Há pessoas que perguntam se você vai bem, com a esperança de ouvir que você vai mal.
Chamo essas pessoas de “abutres existenciais”. Alimentam-se do sofrimento do próximo. Em sua esmagadora maioria, não têm consciência disso e podem ser pessoas perfeitamente boas que, caso se dessem conta do que estão fazendo, ficariam sinceramente chocadas.
Há alguma coisa no TOM com que perguntam se estamos bem que as diferencia daquelas que, ao perguntar como estamos, querem apenas saber isso, e, na verdade, preferindo até ouvir que estamos bem. Não creio ser capaz, por meio de um texto impresso, descrever esse tom. Muitos de meus leitores devem conhecê-lo e estar, agora mesmo, lembrando de alguém que o emprega. Mas posso até tentar: há nesse tom alguma coisa de apreensivo, de cavernoso, a voz parece ficar mais grave, o ritmo fica mais lento e o “bem” final parece prolongar-se mais do que o normal, tudo transmitindo um matiz de gravidade à pergunta, à que se junta um sutil elemento de ameaça, como se não devessemos OUSAR responder que sim, que estamos bem. Se temos coragem de o fazer, podemos ouvir de volta um muchocho que veicula veladamente a desconfiança de que estamos mentindo, a desconfiança de que, na verdade, estamos mal. Essa rapina existencial me incomoda e tenho uma maneira algo vingativa – sinto um pouco de vergonha ao confessá-lo – de responder a tal tipo de avanço. Cá está:
ABUTRE EXISTENCIAL: — Ôi, Luís César. Vai tudo BEEEEM...?

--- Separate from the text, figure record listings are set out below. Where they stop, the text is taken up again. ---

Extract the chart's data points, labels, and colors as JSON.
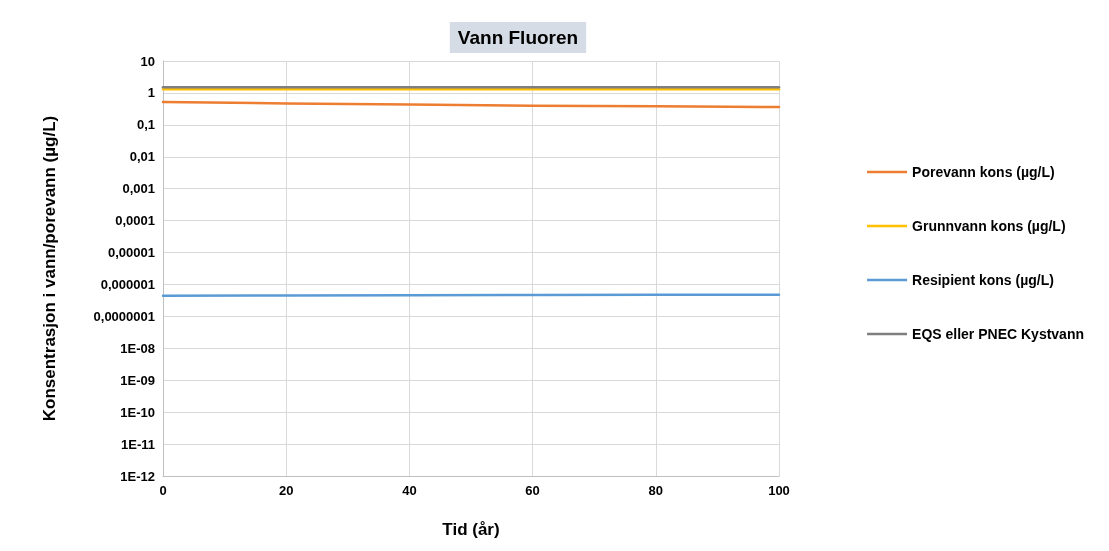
{
  "chart_data": {
    "type": "line",
    "title": "Vann Fluoren",
    "xlabel": "Tid (år)",
    "ylabel": "Konsentrasjon i vann/porevann (µg/L)",
    "log": "y",
    "grid": true,
    "legend": "right",
    "marker": "none",
    "line_style": "solid",
    "x": [
      0,
      20,
      40,
      60,
      80,
      100
    ],
    "xlim": [
      0,
      100
    ],
    "xticks": [
      0,
      20,
      40,
      60,
      80,
      100
    ],
    "ylim": [
      1e-12,
      10
    ],
    "yticks": [
      {
        "value": 10,
        "label": "10"
      },
      {
        "value": 1,
        "label": "1"
      },
      {
        "value": 0.1,
        "label": "0,1"
      },
      {
        "value": 0.01,
        "label": "0,01"
      },
      {
        "value": 0.001,
        "label": "0,001"
      },
      {
        "value": 0.0001,
        "label": "0,0001"
      },
      {
        "value": 1e-05,
        "label": "0,00001"
      },
      {
        "value": 1e-06,
        "label": "0,000001"
      },
      {
        "value": 1e-07,
        "label": "0,0000001"
      },
      {
        "value": 1e-08,
        "label": "1E-08"
      },
      {
        "value": 1e-09,
        "label": "1E-09"
      },
      {
        "value": 1e-10,
        "label": "1E-10"
      },
      {
        "value": 1e-11,
        "label": "1E-11"
      },
      {
        "value": 1e-12,
        "label": "1E-12"
      }
    ],
    "series": [
      {
        "name": "Porevann kons (µg/L)",
        "color": "#ed7d31",
        "values": [
          0.52,
          0.47,
          0.43,
          0.4,
          0.38,
          0.36
        ]
      },
      {
        "name": "Grunnvann kons (µg/L)",
        "color": "#ffc000",
        "values": [
          1.3,
          1.3,
          1.3,
          1.3,
          1.3,
          1.3
        ]
      },
      {
        "name": "Resipient kons (µg/L)",
        "color": "#5b9bd5",
        "values": [
          4.4e-07,
          4.5e-07,
          4.6e-07,
          4.7e-07,
          4.8e-07,
          4.8e-07
        ]
      },
      {
        "name": "EQS eller PNEC Kystvann",
        "color": "#7f7f7f",
        "values": [
          1.5,
          1.5,
          1.5,
          1.5,
          1.5,
          1.5
        ]
      }
    ]
  }
}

LC: — Desculpe, vai sim! Mas pode ficar tranqüilo(a), logo que estiver tudo mal, eu ligo e aviso!
ABUTRE EXISTENCIAL: — Ih, Luís César, que absurdo! Até parece que eu estava querendo que você estivesse mal!
LC: — Ah, desculpe. Tive essa impressão, mas devo ter-me enganado.
ABUTRE EXISTENCIAL: — Eu, hein!
LC: — E você, como está?
E quando PACIENTES me perguntam, ao entrar na sessão, se tudo vai bem? Bem, dentro do contexto terapêutico, eu ajo da maneira TECNICAMENTE CORRETA e, não, segundo meus impulsos pessoais. E qual seria essa maneira tecnicamente correta?
Mas uma vez, cabe fazer distinções. Há os pacientes que perguntam se estou bem de maneira totalmente casual, sem grandes cargas emocionais. Nesse caso, respondo simplesmente “tudo bem”, e seguimos adiante. Mas há também, o paciente que, como o abutre existencial referido acima, ao perguntar se eu estou bem, iria ficar satisfeito com ouvir que eu estou mal, e um outro tipo, que, na verdade, está ASSUSTADO com a possibilidade de eu estar mal. Ajo da mesma forma com esses dois. Vejamos:
PACIENTE: — Tudo bem?
LC: — Algumas coisas vão bem, outras vão mal.
Assim, evito a prática de alguns analistas de simplesmente não responder a esse tipo de pergunta, o que me parece desnecessariamente grosseiro, e mantenho a ambigüidade indispensável para que o paciente possa, se quiser, trabalhar analiticamente com as duas possibilidades.